Mécénat : le paradoxe du sport

Admical, association qui promeut le mécénat auprès des entreprises, vient de publier son baromètre du mécénat d’entreprise en France (http://85.31.208.126/admicalCMS/_admin/docUsers/documents/Communiques/Barometre_Mecenat2014.pdf).

Le mécénat d’entreprise représente une somme considérable – 2,8 milliards d’euros au total en 2014 – grâce à des dispositions fiscales très incitatives (les mécènes peuvent déduire de l’impôt sur les sociétés 60% du montant de leurs dons, avec un plafond en fonction du chiffre d’affaires de l’entreprise). Et le sport dans tout cela ? Profite-t-il bien de cette manne financière ?

Sa situation est en fait particulièrement paradoxale.

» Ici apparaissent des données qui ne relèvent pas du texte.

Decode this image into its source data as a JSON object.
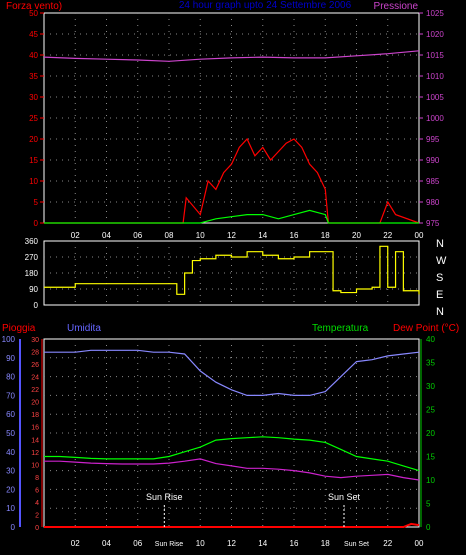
{
  "top_panel": {
    "title": "24 hour graph upto 24 Settembre 2006",
    "left_label": "Forza vento)",
    "right_label": "Pressione",
    "left_ticks": [
      "0",
      "5",
      "10",
      "15",
      "20",
      "25",
      "30",
      "35",
      "40",
      "45",
      "50"
    ],
    "right_ticks": [
      "975",
      "980",
      "985",
      "990",
      "995",
      "1000",
      "1005",
      "1010",
      "1015",
      "1020",
      "1025"
    ]
  },
  "mid_panel": {
    "left_ticks": [
      "0",
      "90",
      "180",
      "270",
      "360"
    ],
    "compass": [
      "N",
      "W",
      "S",
      "E",
      "N"
    ]
  },
  "bottom_panel": {
    "label_rain": "Pioggia",
    "label_humidity": "Umidita",
    "label_temp": "Temperatura",
    "label_dew": "Dew Point (°C)",
    "humidity_ticks": [
      "0",
      "10",
      "20",
      "30",
      "40",
      "50",
      "60",
      "70",
      "80",
      "90",
      "100"
    ],
    "rain_ticks": [
      "0",
      "2",
      "4",
      "6",
      "8",
      "10",
      "12",
      "14",
      "16",
      "18",
      "20",
      "22",
      "24",
      "26",
      "28",
      "30"
    ],
    "temp_ticks": [
      "0",
      "5",
      "10",
      "15",
      "20",
      "25",
      "30",
      "35",
      "40"
    ],
    "sun_rise_label": "Sun Rise",
    "sun_set_label": "Sun Set"
  },
  "time_ticks": [
    "02",
    "04",
    "06",
    "08",
    "10",
    "12",
    "14",
    "16",
    "18",
    "20",
    "22",
    "00"
  ],
  "bottom_time_ticks": [
    "02",
    "04",
    "06",
    "Sun Rise",
    "10",
    "12",
    "14",
    "16",
    "18",
    "Sun Set",
    "22",
    "00"
  ],
  "colors": {
    "wind": "#ff0000",
    "gust": "#ff0000",
    "wind_avg": "#00ff00",
    "pressure": "#cc44cc",
    "direction": "#ffff00",
    "humidity": "#8888ff",
    "temperature": "#00ff00",
    "dew_point": "#cc22cc",
    "rain": "#ff0000",
    "axis_red": "#ff0000",
    "axis_blue": "#5555ff",
    "axis_green": "#00cc00"
  },
  "chart_data": [
    {
      "type": "line",
      "name": "wind_and_pressure",
      "x_hours": [
        0,
        24
      ],
      "pressure": {
        "x": [
          0,
          2,
          4,
          6,
          8,
          10,
          12,
          14,
          16,
          18,
          20,
          22,
          24
        ],
        "y": [
          1014.5,
          1014.2,
          1014,
          1013.8,
          1013.5,
          1014,
          1014.3,
          1014.5,
          1014.3,
          1014.3,
          1014.8,
          1015.3,
          1016
        ]
      },
      "wind_gust": {
        "x": [
          0,
          8.9,
          9.1,
          10,
          10.5,
          11,
          11.5,
          12,
          12.5,
          13,
          13.5,
          14,
          14.5,
          15,
          15.5,
          16,
          16.5,
          17,
          17.5,
          18,
          18.2,
          21.5,
          22,
          22.5,
          24
        ],
        "y": [
          0,
          0,
          6,
          2,
          10,
          8,
          12,
          14,
          18,
          20,
          16,
          18,
          15,
          17,
          19,
          20,
          18,
          14,
          12,
          8,
          0,
          0,
          5,
          2,
          0
        ]
      },
      "wind_avg": {
        "x": [
          0,
          10,
          11,
          12,
          13,
          14,
          15,
          16,
          17,
          18,
          18.2,
          24
        ],
        "y": [
          0,
          0,
          1,
          1.5,
          2,
          2,
          1,
          2,
          3,
          2,
          0,
          0
        ]
      },
      "ylim_left": [
        0,
        50
      ],
      "ylim_right": [
        975,
        1025
      ]
    },
    {
      "type": "line",
      "name": "wind_direction",
      "x": [
        0,
        1,
        2,
        3,
        4,
        5,
        6,
        7,
        8,
        8.5,
        9,
        9.5,
        10,
        11,
        12,
        13,
        14,
        15,
        16,
        17,
        18,
        18.5,
        19,
        20,
        21,
        21.5,
        22,
        22.5,
        23,
        24
      ],
      "y": [
        100,
        100,
        120,
        120,
        120,
        120,
        120,
        120,
        120,
        60,
        180,
        250,
        260,
        280,
        270,
        300,
        280,
        260,
        270,
        300,
        300,
        80,
        70,
        90,
        100,
        330,
        100,
        300,
        80,
        60
      ],
      "ylim": [
        0,
        360
      ]
    },
    {
      "type": "line",
      "name": "humidity_temperature",
      "humidity": {
        "x": [
          0,
          1,
          2,
          3,
          4,
          5,
          6,
          7,
          8,
          9,
          10,
          11,
          12,
          13,
          14,
          15,
          16,
          17,
          18,
          19,
          20,
          21,
          22,
          23,
          24
        ],
        "y": [
          93,
          93,
          93,
          94,
          94,
          94,
          94,
          93,
          93,
          92,
          83,
          77,
          73,
          70,
          70,
          71,
          70,
          70,
          72,
          80,
          88,
          89,
          91,
          92,
          93
        ]
      },
      "temperature": {
        "x": [
          0,
          1,
          2,
          3,
          4,
          5,
          6,
          7,
          8,
          9,
          10,
          11,
          12,
          13,
          14,
          15,
          16,
          17,
          18,
          19,
          20,
          21,
          22,
          23,
          24
        ],
        "y": [
          15,
          15,
          14.8,
          14.6,
          14.5,
          14.5,
          14.5,
          14.5,
          15,
          16,
          17,
          18.5,
          18.8,
          19,
          19.2,
          19,
          18.7,
          18.5,
          18,
          16.5,
          15,
          14.5,
          14,
          13,
          12
        ]
      },
      "dew_point": {
        "x": [
          0,
          1,
          2,
          3,
          4,
          5,
          6,
          7,
          8,
          9,
          10,
          11,
          12,
          13,
          14,
          15,
          16,
          17,
          18,
          19,
          20,
          21,
          22,
          23,
          24
        ],
        "y": [
          14,
          14,
          13.8,
          13.6,
          13.5,
          13.4,
          13.4,
          13.4,
          13.6,
          14,
          14.5,
          13.5,
          13,
          12.5,
          12.5,
          12.3,
          12,
          11.5,
          10.8,
          10.5,
          10.8,
          11,
          11.2,
          10.5,
          10
        ]
      },
      "rain": {
        "x": [
          0,
          23,
          23.5,
          24
        ],
        "y": [
          0,
          0,
          0.5,
          0.3
        ]
      },
      "ylim_humidity": [
        0,
        100
      ],
      "ylim_rain": [
        0,
        30
      ],
      "ylim_temp": [
        0,
        40
      ],
      "sun_rise_hour": 7.7,
      "sun_set_hour": 19.2
    }
  ]
}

Le sport est de loin le secteur d’activités qui séduit le plus d’entreprises donatrices : 56% des entreprises mécènes font des dons dans le sport contre 28% dans la santé, 27% dans l’éducation, 23% dans le social ou la culture, 13% dans la solidarité internationale, 6% dans la recherche scientifique et 5% dans l’environnement.

Mais le sport ne reçoit au final que 5% du budget total du mécénat d’entreprise, soit « seulement » 140 millions d’euros. Il arrive largement derrière le secteur social (38%, soit plus d’un milliard d’euros), la santé (16%, 448 millions d’euros), la culture (13%, 364 millions d’euros), la recherche (12%, 336 millions d’euros) ou la solidarité internationale (8%, 224 millions d’euros).

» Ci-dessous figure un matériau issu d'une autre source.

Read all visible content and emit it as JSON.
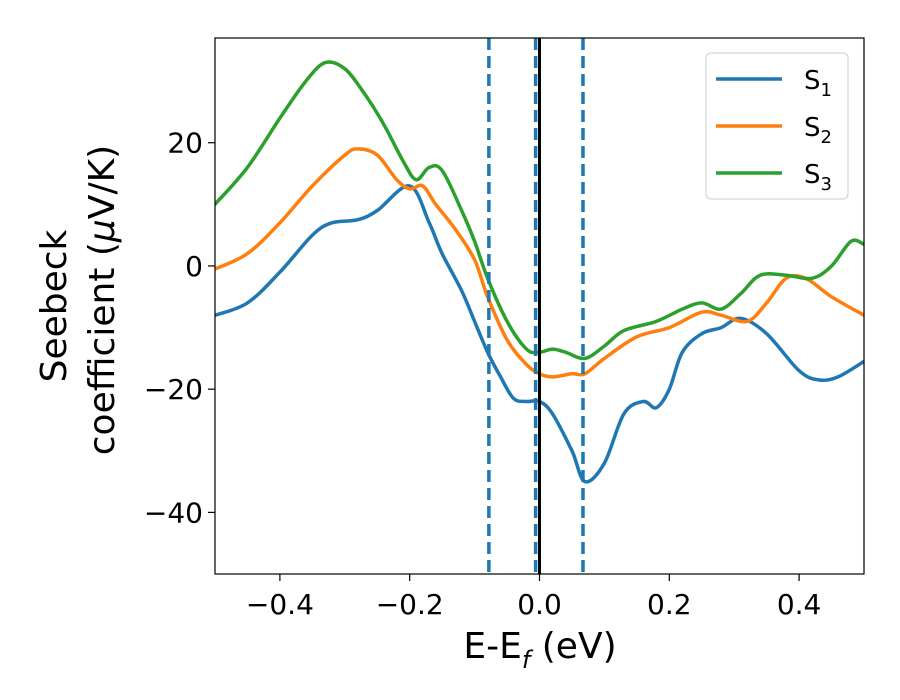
{
  "chart_data": {
    "type": "line",
    "xlabel": {
      "main": "E-E",
      "sub": "f",
      "tail": " (eV)"
    },
    "ylabel": {
      "line1": "Seebeck",
      "line2": "coefficient  (",
      "mu": "μ",
      "unit": "V/K)"
    },
    "xlim": [
      -0.5,
      0.5
    ],
    "ylim": [
      -50,
      37
    ],
    "xticks": [
      {
        "value": -0.4,
        "label": "−0.4"
      },
      {
        "value": -0.2,
        "label": "−0.2"
      },
      {
        "value": 0.0,
        "label": "0.0"
      },
      {
        "value": 0.2,
        "label": "0.2"
      },
      {
        "value": 0.4,
        "label": "0.4"
      }
    ],
    "yticks": [
      {
        "value": -40,
        "label": "−40"
      },
      {
        "value": -20,
        "label": "−20"
      },
      {
        "value": 0,
        "label": "0"
      },
      {
        "value": 20,
        "label": "20"
      }
    ],
    "legend_position": "top-right",
    "vlines": [
      {
        "x": -0.078,
        "style": "dashed",
        "color": "#1f77b4"
      },
      {
        "x": -0.006,
        "style": "dashed",
        "color": "#1f77b4"
      },
      {
        "x": 0.0,
        "style": "solid",
        "color": "#000000"
      },
      {
        "x": 0.067,
        "style": "dashed",
        "color": "#1f77b4"
      }
    ],
    "series": [
      {
        "name": "S",
        "sub": "1",
        "color": "#1f77b4",
        "points": [
          [
            -0.5,
            -8
          ],
          [
            -0.45,
            -6
          ],
          [
            -0.4,
            -1
          ],
          [
            -0.35,
            5
          ],
          [
            -0.32,
            7
          ],
          [
            -0.28,
            7.5
          ],
          [
            -0.25,
            9
          ],
          [
            -0.2,
            13
          ],
          [
            -0.17,
            7
          ],
          [
            -0.15,
            2
          ],
          [
            -0.12,
            -4
          ],
          [
            -0.1,
            -9
          ],
          [
            -0.08,
            -14
          ],
          [
            -0.06,
            -18
          ],
          [
            -0.04,
            -21.5
          ],
          [
            -0.02,
            -22
          ],
          [
            0.0,
            -22
          ],
          [
            0.02,
            -24
          ],
          [
            0.05,
            -30
          ],
          [
            0.07,
            -35
          ],
          [
            0.1,
            -32
          ],
          [
            0.13,
            -24
          ],
          [
            0.16,
            -22
          ],
          [
            0.18,
            -23
          ],
          [
            0.2,
            -20
          ],
          [
            0.22,
            -14
          ],
          [
            0.25,
            -11
          ],
          [
            0.28,
            -10
          ],
          [
            0.31,
            -8.5
          ],
          [
            0.35,
            -11
          ],
          [
            0.4,
            -17
          ],
          [
            0.43,
            -18.5
          ],
          [
            0.46,
            -18
          ],
          [
            0.5,
            -15.5
          ]
        ]
      },
      {
        "name": "S",
        "sub": "2",
        "color": "#ff7f0e",
        "points": [
          [
            -0.5,
            -0.5
          ],
          [
            -0.45,
            2
          ],
          [
            -0.4,
            7
          ],
          [
            -0.35,
            13
          ],
          [
            -0.3,
            18
          ],
          [
            -0.28,
            19
          ],
          [
            -0.25,
            18
          ],
          [
            -0.22,
            14
          ],
          [
            -0.2,
            12.5
          ],
          [
            -0.18,
            13
          ],
          [
            -0.16,
            10
          ],
          [
            -0.13,
            6
          ],
          [
            -0.1,
            1
          ],
          [
            -0.08,
            -5
          ],
          [
            -0.05,
            -12
          ],
          [
            -0.02,
            -16
          ],
          [
            0.0,
            -17.5
          ],
          [
            0.02,
            -18
          ],
          [
            0.05,
            -17.5
          ],
          [
            0.07,
            -17.5
          ],
          [
            0.1,
            -15
          ],
          [
            0.15,
            -11.5
          ],
          [
            0.2,
            -10
          ],
          [
            0.25,
            -7.5
          ],
          [
            0.28,
            -8
          ],
          [
            0.32,
            -9
          ],
          [
            0.35,
            -6
          ],
          [
            0.38,
            -2
          ],
          [
            0.41,
            -2
          ],
          [
            0.45,
            -5
          ],
          [
            0.5,
            -8
          ]
        ]
      },
      {
        "name": "S",
        "sub": "3",
        "color": "#2ca02c",
        "points": [
          [
            -0.5,
            10
          ],
          [
            -0.45,
            16
          ],
          [
            -0.4,
            24
          ],
          [
            -0.36,
            30
          ],
          [
            -0.33,
            33
          ],
          [
            -0.3,
            32
          ],
          [
            -0.27,
            28
          ],
          [
            -0.24,
            23
          ],
          [
            -0.21,
            17
          ],
          [
            -0.19,
            14
          ],
          [
            -0.17,
            16
          ],
          [
            -0.15,
            15.5
          ],
          [
            -0.12,
            9
          ],
          [
            -0.1,
            4
          ],
          [
            -0.08,
            -2
          ],
          [
            -0.05,
            -9
          ],
          [
            -0.02,
            -13.5
          ],
          [
            0.0,
            -14
          ],
          [
            0.02,
            -13.5
          ],
          [
            0.04,
            -14
          ],
          [
            0.07,
            -15
          ],
          [
            0.1,
            -13
          ],
          [
            0.13,
            -10.5
          ],
          [
            0.18,
            -9
          ],
          [
            0.22,
            -7
          ],
          [
            0.25,
            -6
          ],
          [
            0.28,
            -7
          ],
          [
            0.31,
            -4.5
          ],
          [
            0.34,
            -1.5
          ],
          [
            0.38,
            -1.5
          ],
          [
            0.42,
            -2
          ],
          [
            0.45,
            0
          ],
          [
            0.48,
            4
          ],
          [
            0.5,
            3.5
          ]
        ]
      }
    ]
  }
}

Comment expliquer un tel décalage ?

Le sport est particulièrement apprécié des petites et moyennes entreprises pour son ancrage local et ses activités de proximité. 62% des très petites entreprises (TPE : 1 à 9 salariés) font ainsi des actions de mécénat dans le sport et 38% des petites et moyennes entreprises (PME : 10 à 249 salariés). Mais leurs capacités sont limitées : le don moyen d’une TPE mécène est de 5 573 euros et celui d’une PME de 17 610 euros.

Le sport touche par contre peu les grandes entreprises (250 salariés et plus), dont le don moyen dépasse les 493 000 euros.

On constate même que plus une entreprise française grandit, moins elle donne d’argent pour le sport. C’est ce que démontre une autre étude de l’Admical sur les entreprises du CAC 40 : 38% de ces dernières ont des actions de mécénat dans le sport, contre 49% dans la recherche, 59% dans la culture, 62% dans la santé ou l’environnement, 76% dans l’éducation et 89% dans le social ou la solidarité internationale. (http://85.31.208.126/admicalCMS/_admin/docUsers/documents/Admical_Conclusions_Panorama%20mecenat_CAC40_2013_public.pdf)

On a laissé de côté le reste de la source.